Transfusion. 2006 Sep;46(9):1641-5. doi: 10.1111/j.1537-2995.2006.00941.x.
Leishmania infection is most often transmitted to humans via the bite of the phlebotomine sandfly, but transmission of Leishmania by transfusion has also been reported. There has been a huge increase in the incidence of cutaneous and visceral leishmaniasis in Iraq and Afghanistan. The deployment of US troops to these countries and published case reports of transmission to soldiers in endemic areas, by transfusion to infants with immature immune systems, and to individuals immunocompromised by disease or immunosuppressive therapy beckon a reexamination of blood donor deferral procedures. The length of the ongoing military conflict and the nature of exposure indicate that prior decisions regarding blood donor deferral made during the first Gulf War may no longer apply. Operation Iraqi Freedom and Operation Enduring Freedom present a much greater Leishmania threat than did Operation Desert Storm. Because most transmission by transfusion occurs in endemic areas, and visceral infection is asymptomatic in healthy individuals such as blood donors, it is difficult to determine the absolute risk of transmission by transfusion, but review of the literature provides many clues as to the appropriate measures to be taken for blood donor deferral.

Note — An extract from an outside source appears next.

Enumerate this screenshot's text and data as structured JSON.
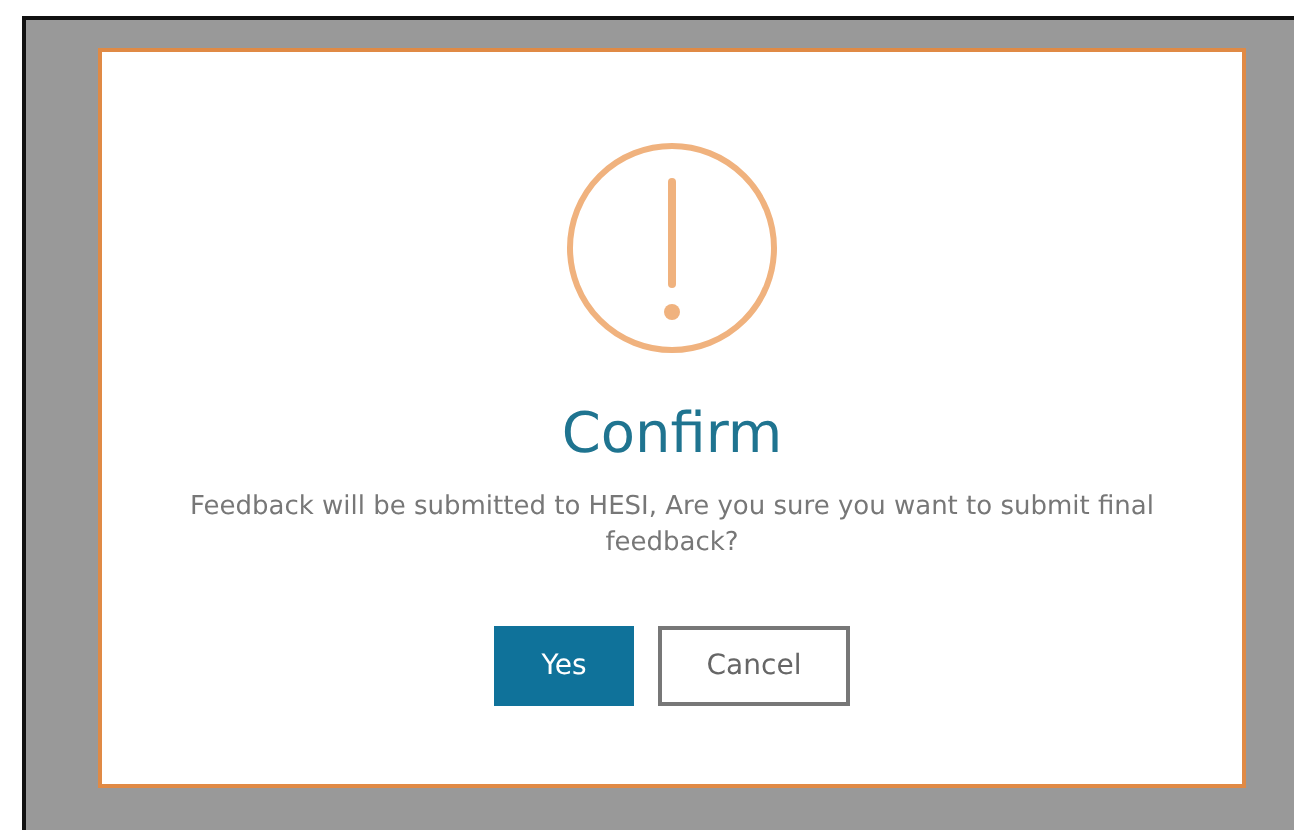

利什曼原虫感染通常是通过白蛉叮咬传播给人类的,但也有通过输血传播利什曼原虫的报道。伊拉克和阿富汗的皮肤利什曼病和内脏利什曼病发病率大幅上升。美军部署到这些国家,以及已发表的关于在流行地区将利什曼原虫传播给士兵、通过输血传播给免疫系统未成熟的婴儿以及传播给因疾病或免疫抑制治疗而免疫功能低下的个体的病例报告,促使人们重新审视献血者延期程序。持续军事冲突的时长和接触性质表明,第一次海湾战争期间做出的关于献血者延期的先前决定可能不再适用。伊拉克自由行动和持久自由行动带来的利什曼原虫威胁比沙漠风暴行动要大得多。由于大多数输血传播发生在流行地区,而且内脏感染在献血者等健康个体中是无症状的,因此很难确定输血传播的绝对风险,但文献综述为采取适当的献血者延期措施提供了许多线索。